Dimanche, Patricia Arquette était en conférence de presse à Monte-Carlo. Le Daily Mars ne pouvait manquer cette occasion en or de recueillir les propos de l’actrice qui a remporté un Oscar cette année et qui est actuellement à l’affiche de CSI Cyber. Entre présentation de sa nouvelle série, retour sur Medium et place de la femme aussi bien dans la société que dans le milieu hollywoodien, Patricia Arquette poursuit le geste entamé lors de la cérémonie des Oscars et démontre combien l’égalité hommes/femmes est au cœur de ses réflexions.

55ème Festival de Monte-Carlo (2015)

©Isabelle Ratane

DAILY MARS : On vous a vu hier avec votre famille sur le tapis rouge. Je me demandais si un de vos rôles vous avait préparé à ce moment ?

Patricia Arquette : Non, je pense qu’être mère est beaucoup plus complexe que tous les projets sur lesquels j’ai pu travailler. J’ai essayé de montrer différentes facettes dans nombre de mes rôles. Dans Medium, pendant sept ans, j’ai été une mère de trois filles avec un mariage heureux. Dans Boyhood, j’étais une mère célibataire, divorcée. Et dans CSI Cyber, j’avais un mariage et une famille que je n’ai plus.

Vous vivez une année géniale. Est-ce que vous pensez que votre carrière a atteint son apogée ?

P. A. : Oui, c’est très étrange car à mon âge, en général, Hollywood vous écarte. Évidemment, j’étais consciente du travail unique que je faisais dans Boyhood pendant toutes ces années, donc pendant toute la période où j’étais absente du marché, comme certains l’ont remarqué. Je savais qu’être sur ce projet était comme avoir un as dans sa poche.

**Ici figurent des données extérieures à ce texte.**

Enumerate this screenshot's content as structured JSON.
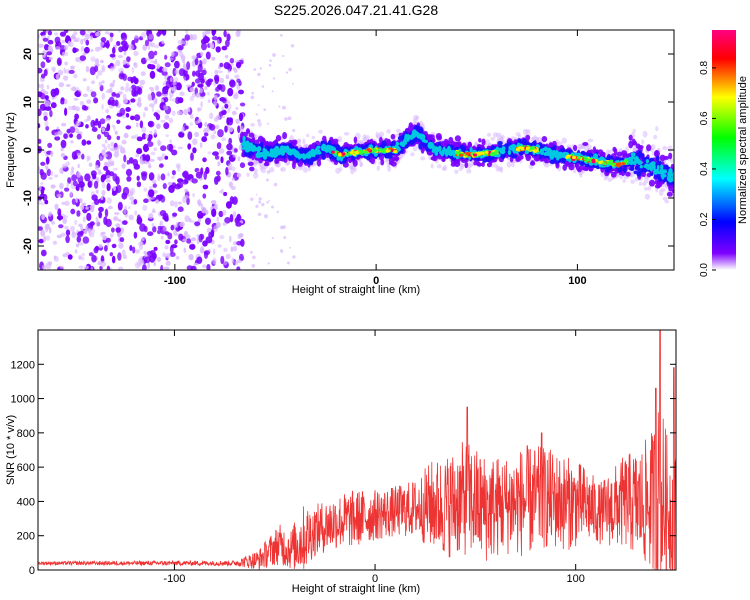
{
  "figure_title": "S225.2026.047.21.41.G28",
  "chart_data": [
    {
      "type": "heatmap",
      "subtype": "scatter-spectrogram",
      "title": "",
      "xlabel": "Height of straight line (km)",
      "ylabel": "Frequency (Hz)",
      "xlim": [
        -168,
        148
      ],
      "ylim": [
        -25,
        25
      ],
      "x_ticks": [
        -100,
        0,
        100
      ],
      "y_ticks": [
        -20,
        -10,
        0,
        10,
        20
      ],
      "x_tick_labels": [
        "-100",
        "0",
        "100"
      ],
      "y_tick_labels": [
        "-20",
        "-10",
        "0",
        "10",
        "20"
      ],
      "colorbar": {
        "label": "Normalized spectral amplitude",
        "range": [
          0,
          0.95
        ],
        "ticks": [
          0,
          0.2,
          0.4,
          0.6,
          0.8
        ],
        "tick_labels": [
          "0.0",
          "0.2",
          "0.4",
          "0.6",
          "0.8"
        ],
        "colormap": [
          "#ffffff",
          "#7f00ff",
          "#0000ff",
          "#00ffff",
          "#00ff00",
          "#ffff00",
          "#ff0000",
          "#ff0080"
        ]
      },
      "noise_region_x": [
        -168,
        -66
      ],
      "signal_start_x": -66,
      "ridge": {
        "x": [
          -66,
          -55,
          -45,
          -35,
          -25,
          -18,
          -10,
          0,
          10,
          16,
          20,
          30,
          45,
          60,
          75,
          90,
          105,
          120,
          128,
          140,
          148
        ],
        "freq": [
          1.5,
          -1,
          0,
          -1.5,
          0.5,
          -1,
          -0.5,
          0,
          0,
          2.5,
          3.5,
          0,
          -1,
          -0.5,
          0.5,
          -1,
          -2,
          -3,
          -2,
          -4,
          -6
        ]
      }
    },
    {
      "type": "line",
      "title": "",
      "xlabel": "Height of straight line (km)",
      "ylabel": "SNR (10 * v/v)",
      "xlim": [
        -168,
        150
      ],
      "ylim": [
        0,
        1400
      ],
      "x_ticks": [
        -100,
        0,
        100
      ],
      "y_ticks": [
        0,
        200,
        400,
        600,
        800,
        1000,
        1200
      ],
      "x_tick_labels": [
        "-100",
        "0",
        "100"
      ],
      "y_tick_labels": [
        "0",
        "200",
        "400",
        "600",
        "800",
        "1000",
        "1200"
      ],
      "color": "#ee3333",
      "envelope": {
        "x": [
          -168,
          -70,
          -58,
          -48,
          -42,
          -36,
          -30,
          -20,
          -10,
          0,
          10,
          20,
          28,
          35,
          45,
          55,
          65,
          75,
          85,
          95,
          105,
          112,
          118,
          125,
          132,
          138,
          142,
          146,
          150
        ],
        "base": [
          40,
          40,
          60,
          150,
          120,
          180,
          230,
          280,
          300,
          320,
          340,
          360,
          380,
          370,
          420,
          360,
          380,
          400,
          420,
          390,
          380,
          330,
          360,
          400,
          380,
          400,
          420,
          360,
          300
        ],
        "amp": [
          10,
          15,
          60,
          120,
          120,
          200,
          150,
          160,
          170,
          150,
          150,
          170,
          260,
          300,
          340,
          320,
          290,
          330,
          300,
          280,
          230,
          180,
          230,
          280,
          330,
          420,
          600,
          400,
          380
        ]
      },
      "peaks": [
        {
          "x": 46,
          "y": 950
        },
        {
          "x": 83,
          "y": 800
        },
        {
          "x": 140,
          "y": 1060
        },
        {
          "x": 142,
          "y": 1400
        },
        {
          "x": 149,
          "y": 1180
        }
      ]
    }
  ]
}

J’ai décidé de signer pour CSI Cyber avant que Boyhood ne sorte en salles. J’aime autant jouer dans des séries que des films. Je suis arrivée dans le monde de la télévision bien avant certains acteurs de cinéma. En tant que femme, c’est important pour moi d’avoir cette opportunité, de travailler sur cette franchise mondiale qu’est CSI. C’était l’idée des producteurs de mettre une femme d’une quarantaine d’années en personnage principale. J’ai trouvé cette idée excitante et j’ai adoré travailler avec toute l’équipe.

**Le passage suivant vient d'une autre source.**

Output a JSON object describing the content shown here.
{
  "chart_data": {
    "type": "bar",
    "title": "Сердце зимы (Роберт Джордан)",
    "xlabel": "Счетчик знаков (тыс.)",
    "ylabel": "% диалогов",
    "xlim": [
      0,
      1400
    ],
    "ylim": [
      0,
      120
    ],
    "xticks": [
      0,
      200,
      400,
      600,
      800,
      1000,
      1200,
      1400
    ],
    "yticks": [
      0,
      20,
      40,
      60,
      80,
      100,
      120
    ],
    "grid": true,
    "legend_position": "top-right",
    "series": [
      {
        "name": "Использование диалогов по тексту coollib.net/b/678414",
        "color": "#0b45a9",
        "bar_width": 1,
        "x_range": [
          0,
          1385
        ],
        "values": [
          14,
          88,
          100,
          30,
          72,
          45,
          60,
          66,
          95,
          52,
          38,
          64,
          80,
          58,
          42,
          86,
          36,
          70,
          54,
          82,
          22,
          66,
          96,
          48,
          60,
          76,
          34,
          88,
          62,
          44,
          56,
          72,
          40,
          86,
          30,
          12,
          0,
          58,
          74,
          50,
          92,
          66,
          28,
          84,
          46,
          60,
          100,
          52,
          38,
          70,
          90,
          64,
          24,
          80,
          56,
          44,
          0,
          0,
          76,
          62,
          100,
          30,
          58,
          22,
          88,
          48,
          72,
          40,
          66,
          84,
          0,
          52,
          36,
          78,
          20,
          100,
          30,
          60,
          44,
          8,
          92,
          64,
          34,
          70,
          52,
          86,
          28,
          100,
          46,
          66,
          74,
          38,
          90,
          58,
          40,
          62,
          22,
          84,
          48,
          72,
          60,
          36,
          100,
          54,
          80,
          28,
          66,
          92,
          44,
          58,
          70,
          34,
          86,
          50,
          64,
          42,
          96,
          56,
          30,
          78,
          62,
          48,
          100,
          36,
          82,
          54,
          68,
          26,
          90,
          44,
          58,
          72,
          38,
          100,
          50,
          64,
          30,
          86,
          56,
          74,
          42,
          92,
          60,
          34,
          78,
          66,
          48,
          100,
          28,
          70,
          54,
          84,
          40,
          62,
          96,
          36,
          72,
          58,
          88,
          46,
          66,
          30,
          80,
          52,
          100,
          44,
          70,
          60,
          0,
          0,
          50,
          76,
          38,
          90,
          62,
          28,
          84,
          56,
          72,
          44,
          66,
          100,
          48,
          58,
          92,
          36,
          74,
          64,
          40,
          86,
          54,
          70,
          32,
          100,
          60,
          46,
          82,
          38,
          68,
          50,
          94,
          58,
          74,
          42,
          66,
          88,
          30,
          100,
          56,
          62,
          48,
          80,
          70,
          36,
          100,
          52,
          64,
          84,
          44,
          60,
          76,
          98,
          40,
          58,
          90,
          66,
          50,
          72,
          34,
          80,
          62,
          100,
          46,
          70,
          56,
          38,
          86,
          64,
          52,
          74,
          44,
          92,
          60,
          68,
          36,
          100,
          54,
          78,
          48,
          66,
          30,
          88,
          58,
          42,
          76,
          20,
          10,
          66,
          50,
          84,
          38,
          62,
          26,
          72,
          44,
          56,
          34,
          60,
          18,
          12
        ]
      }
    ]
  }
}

Avez-vous mis longtemps à vous décider à refaire une série après Medium ?

P. A. : À la fin de Medium, j’étais très fatiguée. J’ai adoré la série mais j’étais exténuée. J’ai pris mon temps avant d’accepter un nouveau projet. J’ai joué dans des films et un peu dans Boardwalk Empire mais c’était un petit rôle, donc je n’avais pas à porter la série sur mes épaules.

Qu’avez-vous pensé de la fin de Medium ? (Attention spoilers !)

P. A. : La fin était intense. J’ai aimé cet épisode. Le plus dur était de quitter l’équipe avec laquelle j’ai travaillé si longtemps. Avant de lire le dernier scénario, j’ai demandé à l’auteur qui me l’a donné comment c’était. Il m’a répondu : « Je brûle toute la maison ». C’était très émouvant et intense pour le public comme pour nous. Le fait que ça finisse mal n’est pas quelque chose auquel nous sommes habitués et c’était ce qui était intéressant.

Pour ceux qui n’ont pas encore vu CSI Cyber, pouvez-vous nous en dire plus sur votre personnage, Avery Ryan ?

P. A. : Mon personnage est une cyberpsychologue. Elle possède des capacités surprenantes pour profiler les gens et des connaissances du cybermonde. Elle est le leader de l’équipe et possède beaucoup de responsabilités. Elle doit gérer des personnes plus jeunes qu’elle et c’est particulièrement intéressant car ceux qui ont le plus de facilités avec cet univers ne sont que des enfants. Et certains d’entre eux sont des criminels. Donc, elle gère cette équipe d’enfants avec un côté très maternelle. Elle ne se sent pas très à l’aise quand il s’agit de parler de son passé mais pourtant, à certaines occasions, elle doit faire face, ce qui est dur pour elle.

critique-csicyber-saison01-01Que préférez-vous le plus dans ce rôle ?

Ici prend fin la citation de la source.